MIT researchers really are working on a form of cement that can store and deliver electricity. It doesn’t generate electricity like a solar panel, but it can store energy and release it later, functioning a bit like a giant battery built into buildings or infrastructure.
The idea: “electron-conducting carbon concrete”
MIT has developed a material called electron-conducting carbon concrete (ec³). It’s made by mixing:
Cement
Water
A liquid electrolyte
Ultra-fine carbon black particles
The carbon particles form a tiny conductive network inside the concrete, allowing electrons to move through it. That means the concrete can store and release electrical energy, behaving like a supercapacitor (a type of fast-charging energy storage device).
How much electricity can it store?
Recent improvements have dramatically increased the energy capacity:
Around 5 cubic metres of this concrete can store over 10 kWh of electricity, roughly a day’s electricity for an average household.
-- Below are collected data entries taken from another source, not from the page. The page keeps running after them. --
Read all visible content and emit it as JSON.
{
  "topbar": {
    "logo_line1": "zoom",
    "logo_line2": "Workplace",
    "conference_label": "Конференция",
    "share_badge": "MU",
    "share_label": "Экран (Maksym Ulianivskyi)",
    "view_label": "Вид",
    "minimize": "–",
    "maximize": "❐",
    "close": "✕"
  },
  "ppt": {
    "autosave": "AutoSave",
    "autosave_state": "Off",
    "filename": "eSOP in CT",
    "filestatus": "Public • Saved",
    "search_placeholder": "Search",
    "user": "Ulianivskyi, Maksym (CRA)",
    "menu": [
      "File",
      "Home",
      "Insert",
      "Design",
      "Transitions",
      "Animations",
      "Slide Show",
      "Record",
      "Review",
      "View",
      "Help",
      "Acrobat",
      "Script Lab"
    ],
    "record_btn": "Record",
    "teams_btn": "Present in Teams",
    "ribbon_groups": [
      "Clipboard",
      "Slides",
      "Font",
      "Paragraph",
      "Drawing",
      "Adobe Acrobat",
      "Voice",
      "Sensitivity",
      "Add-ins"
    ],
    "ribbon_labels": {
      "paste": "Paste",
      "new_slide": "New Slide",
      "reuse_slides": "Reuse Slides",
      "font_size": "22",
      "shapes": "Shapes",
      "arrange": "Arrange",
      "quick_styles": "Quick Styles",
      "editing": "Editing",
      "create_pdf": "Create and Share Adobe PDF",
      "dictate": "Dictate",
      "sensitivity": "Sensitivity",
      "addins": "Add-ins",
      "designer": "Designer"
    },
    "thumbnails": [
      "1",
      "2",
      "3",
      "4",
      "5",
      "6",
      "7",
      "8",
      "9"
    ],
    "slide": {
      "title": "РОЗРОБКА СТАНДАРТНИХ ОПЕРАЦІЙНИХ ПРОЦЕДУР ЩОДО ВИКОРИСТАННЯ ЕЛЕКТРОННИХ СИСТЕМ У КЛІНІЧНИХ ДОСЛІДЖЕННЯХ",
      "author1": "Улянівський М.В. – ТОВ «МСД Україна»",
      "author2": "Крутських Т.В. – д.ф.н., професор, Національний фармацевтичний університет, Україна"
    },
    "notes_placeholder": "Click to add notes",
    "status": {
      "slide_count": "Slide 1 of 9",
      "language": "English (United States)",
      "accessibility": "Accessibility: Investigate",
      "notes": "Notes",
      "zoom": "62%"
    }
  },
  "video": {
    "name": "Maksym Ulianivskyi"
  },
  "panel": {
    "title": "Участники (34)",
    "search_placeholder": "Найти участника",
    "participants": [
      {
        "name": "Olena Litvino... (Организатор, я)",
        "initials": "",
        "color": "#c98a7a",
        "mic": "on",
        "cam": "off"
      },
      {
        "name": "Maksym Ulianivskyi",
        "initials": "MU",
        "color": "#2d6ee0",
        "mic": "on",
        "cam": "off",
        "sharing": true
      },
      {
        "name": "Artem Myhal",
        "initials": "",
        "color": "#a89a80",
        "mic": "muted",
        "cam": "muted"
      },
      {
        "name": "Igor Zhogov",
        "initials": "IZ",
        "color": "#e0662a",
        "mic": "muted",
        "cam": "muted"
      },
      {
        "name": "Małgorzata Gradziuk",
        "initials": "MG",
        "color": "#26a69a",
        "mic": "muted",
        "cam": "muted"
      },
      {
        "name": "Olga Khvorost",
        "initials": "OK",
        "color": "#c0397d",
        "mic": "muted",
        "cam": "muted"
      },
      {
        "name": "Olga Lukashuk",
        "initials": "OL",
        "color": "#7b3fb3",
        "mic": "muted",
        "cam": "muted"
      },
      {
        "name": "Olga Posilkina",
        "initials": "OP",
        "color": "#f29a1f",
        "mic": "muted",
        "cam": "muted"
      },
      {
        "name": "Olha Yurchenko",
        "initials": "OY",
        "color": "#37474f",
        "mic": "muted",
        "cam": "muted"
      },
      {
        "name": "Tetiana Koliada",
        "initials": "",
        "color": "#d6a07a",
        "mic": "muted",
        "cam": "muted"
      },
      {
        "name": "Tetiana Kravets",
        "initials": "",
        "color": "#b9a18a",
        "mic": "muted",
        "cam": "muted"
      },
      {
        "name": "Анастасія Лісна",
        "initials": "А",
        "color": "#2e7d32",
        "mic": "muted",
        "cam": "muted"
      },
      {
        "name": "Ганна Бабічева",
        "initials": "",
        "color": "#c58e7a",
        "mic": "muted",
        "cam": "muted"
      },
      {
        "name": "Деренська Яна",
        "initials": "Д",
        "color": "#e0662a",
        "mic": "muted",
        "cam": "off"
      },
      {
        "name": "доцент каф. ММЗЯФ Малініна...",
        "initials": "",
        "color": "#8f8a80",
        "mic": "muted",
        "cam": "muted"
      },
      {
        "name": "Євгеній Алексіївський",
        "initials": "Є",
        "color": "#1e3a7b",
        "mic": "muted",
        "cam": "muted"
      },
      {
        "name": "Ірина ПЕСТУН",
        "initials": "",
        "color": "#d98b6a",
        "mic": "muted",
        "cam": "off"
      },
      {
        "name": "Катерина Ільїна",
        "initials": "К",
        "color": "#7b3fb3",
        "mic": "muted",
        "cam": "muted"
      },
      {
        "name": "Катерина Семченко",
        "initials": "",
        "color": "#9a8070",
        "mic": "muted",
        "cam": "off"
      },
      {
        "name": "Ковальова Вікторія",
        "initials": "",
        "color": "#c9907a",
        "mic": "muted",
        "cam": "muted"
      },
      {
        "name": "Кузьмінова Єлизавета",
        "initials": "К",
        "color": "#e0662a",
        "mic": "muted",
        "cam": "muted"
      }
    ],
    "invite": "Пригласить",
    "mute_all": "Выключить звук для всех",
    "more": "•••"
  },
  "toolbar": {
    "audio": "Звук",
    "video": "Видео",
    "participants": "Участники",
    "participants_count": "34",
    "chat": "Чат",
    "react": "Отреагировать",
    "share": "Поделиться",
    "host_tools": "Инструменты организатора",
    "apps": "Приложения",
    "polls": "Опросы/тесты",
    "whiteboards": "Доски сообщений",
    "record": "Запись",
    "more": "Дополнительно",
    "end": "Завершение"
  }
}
That is about 10× more storage capacity than earlier prototypes from 2023.
Why this is interesting
Concrete is the most widely used construction material in the world, so embedding energy storage into it could transform infrastructure.
Possible uses include:
Building foundations that store solar energy for use at night
Roads or parking areas that charge electric vehicles
Self-powered buildings that store renewable energy locally
Heated sidewalks or smart infrastructure that monitors its own structural health
Important limitations
It currently acts more like a supercapacitor than a lithium battery (good for fast charge/discharge but lower energy density).
The technology is still experimental, not yet widely used in real buildings.